2008-04-29 21:57:08

by J. Bruce Fields

[permalink] [raw]
Subject: lock reclaims outside grace period

Current lockd code appears to reject regular locks done during the grace
period, but not reclaims that come outside of the grace period.

(That's based on inspecting the code--I haven't run tests.)

That seems like an obvious bug. (We're not giving the client any way to
determine whether conflicting locks might have been granted.)

Can we fix it, or is there a chance that people have been depending on
this behavior? (Maybe for failing over to an already-active server??)

--b.


2008-04-29 22:18:54

by Trond Myklebust

[permalink] [raw]
Subject: Re: lock reclaims outside grace period


On Tue, 2008-04-29 at 17:57 -0400, J. Bruce Fields wrote:
> Current lockd code appears to reject regular locks done during the grace
> period, but not reclaims that come outside of the grace period.
>
> (That's based on inspecting the code--I haven't run tests.)
>
> That seems like an obvious bug. (We're not giving the client any way to
> determine whether conflicting locks might have been granted.)
>
> Can we fix it, or is there a chance that people have been depending on
> this behavior? (Maybe for failing over to an already-active server??)

Sorry, but I really don't care if anyone has been relying on it: that is
a _major_ bug and needs to be fixed ASAP.

Trond


2008-04-30 00:03:53

by J. Bruce Fields

[permalink] [raw]
Subject: Re: lock reclaims outside grace period

On Tue, Apr 29, 2008 at 03:18:51PM -0700, Trond Myklebust wrote:
>
> On Tue, 2008-04-29 at 17:57 -0400, J. Bruce Fields wrote:
> > Current lockd code appears to reject regular locks done during the grace
> > period, but not reclaims that come outside of the grace period.
> >
> > (That's based on inspecting the code--I haven't run tests.)
> >
> > That seems like an obvious bug. (We're not giving the client any way to
> > determine whether conflicting locks might have been granted.)
> >
> > Can we fix it, or is there a chance that people have been depending on
> > this behavior? (Maybe for failing over to an already-active server??)
>
> Sorry, but I really don't care if anyone has been relying on it: that is
> a _major_ bug and needs to be fixed ASAP.

OK, good, I'll do some tests to confirm and then submit a patch.

When I ran across this I checked what specs I could find (mostly
wondering which error to return), and was surprised to find no mention
of this case. For example, from the Open Group XNFS spec
(http://www.opengroup.org/onlinepubs/9629799/):

"If "reclaim" is true, then the server will assume this is a
request to re-establish a previous lock (for example, after the
server has crashed and rebooted). During the grace period the
server will only accept locks with "reclaim" set to true."

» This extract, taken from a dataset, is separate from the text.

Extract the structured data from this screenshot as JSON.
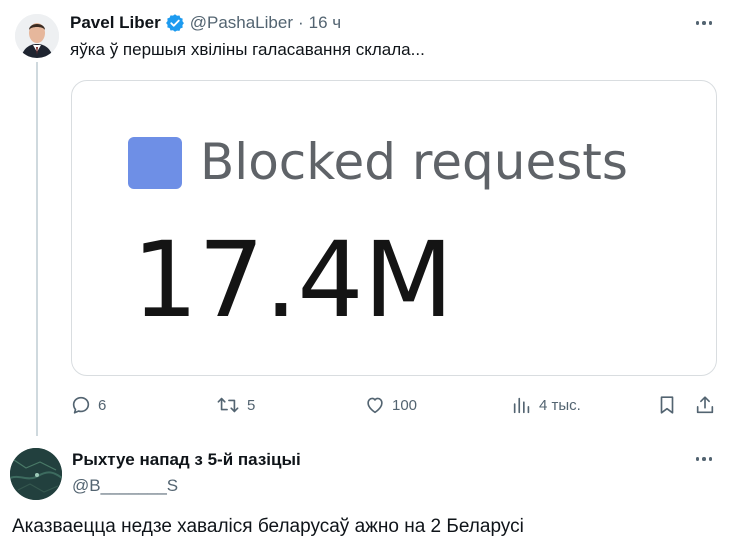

But they don't state the converse.

And LCK_DENIED_GRACE_PERIOD "Indicates that the procedure failed because
the server host has recently been rebooted and the server NLM is
re-establishing existing locks, and is not yet ready to accept normal
service requests." But absent an objection I suppose I'll use
LCK_DENIED_GRACE_PERIOD for the other case too.

Anyway, it all made me worry whether ignoring the late-reclaim case was
actually standard behavior. It wouldn't be the only weird thing about
NLM.

--b.

2008-04-30 00:45:14

by Wendy Cheng

[permalink] [raw]
Subject: Re: lock reclaims outside grace period

J. Bruce Fields wrote:
> On Tue, Apr 29, 2008 at 03:18:51PM -0700, Trond Myklebust wrote:
>
>> On Tue, 2008-04-29 at 17:57 -0400, J. Bruce Fields wrote:
>>
>>> Current lockd code appears to reject regular locks done during the grace
>>> period, but not reclaims that come outside of the grace period.
>>>
>>> (That's based on inspecting the code--I haven't run tests.)
>>>
>>> That seems like an obvious bug. (We're not giving the client any way to
>>> determine whether conflicting locks might have been granted.)
>>>
>>> Can we fix it, or is there a chance that people have been depending on
>>> this behavior? (Maybe for failing over to an already-active server??)
>>>
>> Sorry, but I really don't care if anyone has been relying on it: that is
>> a _major_ bug and needs to be fixed ASAP.
>>
>
> OK, good, I'll do some tests to confirm and then submit a patch.
>

I can't disagree - but do prepare people start to ask why after kernel
version 2.6.x, they have to extend grace period to get NFS locking works
:) ...

-- Wendy


2008-05-02 20:04:13

by J. Bruce Fields

[permalink] [raw]
Subject: Re: lock reclaims outside grace period

On Tue, Apr 29, 2008 at 08:03:49PM -0400, bfields wrote:
> On Tue, Apr 29, 2008 at 03:18:51PM -0700, Trond Myklebust wrote:
> >
> > On Tue, 2008-04-29 at 17:57 -0400, J. Bruce Fields wrote:
> > > Current lockd code appears to reject regular locks done during the grace
> > > period, but not reclaims that come outside of the grace period.
> > >
> > > (That's based on inspecting the code--I haven't run tests.)
> > >
> > > That seems like an obvious bug. (We're not giving the client any way to
> > > determine whether conflicting locks might have been granted.)
> > >
> > > Can we fix it, or is there a chance that people have been depending on
> > > this behavior? (Maybe for failing over to an already-active server??)
> >
> > Sorry, but I really don't care if anyone has been relying on it: that is
> > a _major_ bug and needs to be fixed ASAP.
>
> OK, good, I'll do some tests to confirm and then submit a patch.

Well, I figured the easiest way to reproduce the problem would be just
by acquiring a lock on a client, then playing tricks with the network to
cause it to miss the grace period.

But I'm not getting statd to work--or at least, I'm not seeing any statd
activity on the network. There must be something basic wrong with my
configuration, but I haven't found it yet.

--b.

>
> When I ran across this I checked what specs I could find (mostly
> wondering which error to return), and was surprised to find no mention
> of this case. For example, from the Open Group XNFS spec
> (http://www.opengroup.org/onlinepubs/9629799/):
>
> "If "reclaim" is true, then the server will assume this is a
> request to re-establish a previous lock (for example, after the
> server has crashed and rebooted). During the grace period the
> server will only accept locks with "reclaim" set to true."
>
> But they don't state the converse.
>
> And LCK_DENIED_GRACE_PERIOD "Indicates that the procedure failed because
> the server host has recently been rebooted and the server NLM is
> re-establishing existing locks, and is not yet ready to accept normal
> service requests." But absent an objection I suppose I'll use
> LCK_DENIED_GRACE_PERIOD for the other case too.
>
> Anyway, it all made me worry whether ignoring the late-reclaim case was
> actually standard behavior. It wouldn't be the only weird thing about
> NLM.
>
> --b.